Dia 6.066

35 8 2
                                    

Quando as coisas começam a parecer loucura, mas querendo que você fique louco, não fique. Ou, pelo menos, tente não ficar.

Quando acordei, era madrugada. Por volta das quatro da manhã, liguei a televisão. Minha mãe acordou no horário dela, tomou seu café e saiu sem dizer uma palavra, mas claro, deixando um bilhete;

Por favor arrume a casa, se for sair, esteja de voltas as cinco, vamos num lugar.

Vamos em algum lugar. Certamente ela vai me levar pra falar com um médico ou algo do tipo. Eu queria poder dizer bem alto, eu não estou louco, apenas não sei o quê está acontecendo.

Meu celular vibrou no meu bolso, tirei o volume da telvisão já que não prestava atenção e fui ler a mensagem.
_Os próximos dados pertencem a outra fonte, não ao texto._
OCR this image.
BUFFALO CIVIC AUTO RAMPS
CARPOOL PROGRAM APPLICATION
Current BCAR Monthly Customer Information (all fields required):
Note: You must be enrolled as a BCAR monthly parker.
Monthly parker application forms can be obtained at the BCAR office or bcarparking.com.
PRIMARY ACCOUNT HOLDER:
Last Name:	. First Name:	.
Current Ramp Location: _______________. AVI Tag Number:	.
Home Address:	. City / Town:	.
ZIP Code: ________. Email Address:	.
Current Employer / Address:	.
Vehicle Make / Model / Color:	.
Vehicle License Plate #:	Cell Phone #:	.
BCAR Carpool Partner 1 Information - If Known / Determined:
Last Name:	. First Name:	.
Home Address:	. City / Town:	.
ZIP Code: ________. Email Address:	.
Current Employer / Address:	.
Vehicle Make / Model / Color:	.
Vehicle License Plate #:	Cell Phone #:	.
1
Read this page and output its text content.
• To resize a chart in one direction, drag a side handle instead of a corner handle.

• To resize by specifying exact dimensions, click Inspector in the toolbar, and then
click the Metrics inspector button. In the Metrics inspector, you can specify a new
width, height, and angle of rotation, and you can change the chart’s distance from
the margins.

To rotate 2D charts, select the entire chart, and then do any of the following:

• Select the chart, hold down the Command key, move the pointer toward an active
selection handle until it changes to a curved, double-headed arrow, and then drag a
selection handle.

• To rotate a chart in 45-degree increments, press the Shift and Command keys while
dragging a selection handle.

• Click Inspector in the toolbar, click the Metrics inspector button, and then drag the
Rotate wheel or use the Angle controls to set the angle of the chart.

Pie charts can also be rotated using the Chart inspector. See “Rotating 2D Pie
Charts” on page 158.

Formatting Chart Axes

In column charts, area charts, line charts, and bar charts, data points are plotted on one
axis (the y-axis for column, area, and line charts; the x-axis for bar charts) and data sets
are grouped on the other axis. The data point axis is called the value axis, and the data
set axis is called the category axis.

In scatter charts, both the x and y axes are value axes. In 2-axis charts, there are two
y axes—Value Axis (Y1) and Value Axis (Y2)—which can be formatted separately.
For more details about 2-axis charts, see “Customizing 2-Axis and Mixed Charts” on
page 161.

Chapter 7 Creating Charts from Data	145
Ei, cara, o Lucas ainda tem fumado um pouco. Os olhos dele estavam vermelhos quando vi ele na praça.

Mas, ele tem cheirado?

Acha que perguntei isso pra ele?

Não, claro que não, deixa.

Nicolas visualizou e saiu. Comecei a limpar a casa e logo estava terminando, quando entrei no quarto da minha mãe, minha caixa de fotos estava ali, ao lado das três caixas que ela guardava. A maior, de Aif-um. A menor era a minha e a outra...Do meu pai.

Pai, você realmente matou seu próprio filho?

Peguei minha caixa, abrindo. Haviam desenhos feios, roupas de bebê, chupetas e um cartão de dia das mães:

Mamãe, feliz dia das mães! Amo você e quando crescer vou te levar pra voar nas estrelas junto do papai e do Aif como você sempre quis!

Algumas palavras certamente estavam erradas e meu desenho da nossa família perto das estrelas era até que bonitinho, mas, eu não lembrava disso. Nem sequer lembrava de minha mãe dizendo que queria ir voar nas estrelas. Ela havia dito isso?

Tomei um banho, me troquei e guardei o cartão velho no bolso. Me sentei no beliche, pensando em todas as coisas que me rodeavam.

A falta de presença da minha mãe me rodeava, mais presente do que a própria. A ausência do meu pai e o exemplo do meu irmão mais velho me faziam me sentir inútil e por muito tempo, sem proteção. Um amigo que continua a usar drogas, um tio que me tratou bem apenas algumas horas antes de morrer e uma namorada que levava cintadas do próprio padrasto.

As coisas não estavam certas.

Mas eu nunca desisti, eu ainda estou procurando alguma coisa, mas isso me deixa vazio e transparente como um copo de vidro. O quê, exatamente, eu procuro?

Minha mãe chegou em casa, colocando documentos na mesa. Apareci na porta do quarto e ela, sem me encarar disse:

-Pegue a chave e espere no carro, eu já estou indo.

-Não posso ir na hora que você estiver indo?

-Não.

-Tudo bem, espera só uma coisa.

Entrei no quarto e coloquei o meu caderno azul e o preto do meu irmão no mesmo lugar, debaixo do travesseiro do meu irmão. Minha mãe não se atrevia a tocar naquela cama há oito anos, não seria agora que ela tocaria.

Peguei a chave e fui pro estacionamento, um garota entrou enquanto eu descia, apesar de não ter olhado bem o rosto dela, eu a reconheci. A garota de capuz, a garota cuja a existência ser dita é essencial, mas a beleza de sua aparência verdadeira não. Entrei no carro, uns oito minutos depois segundo o relógio do carro, minha mãe entrou bufando.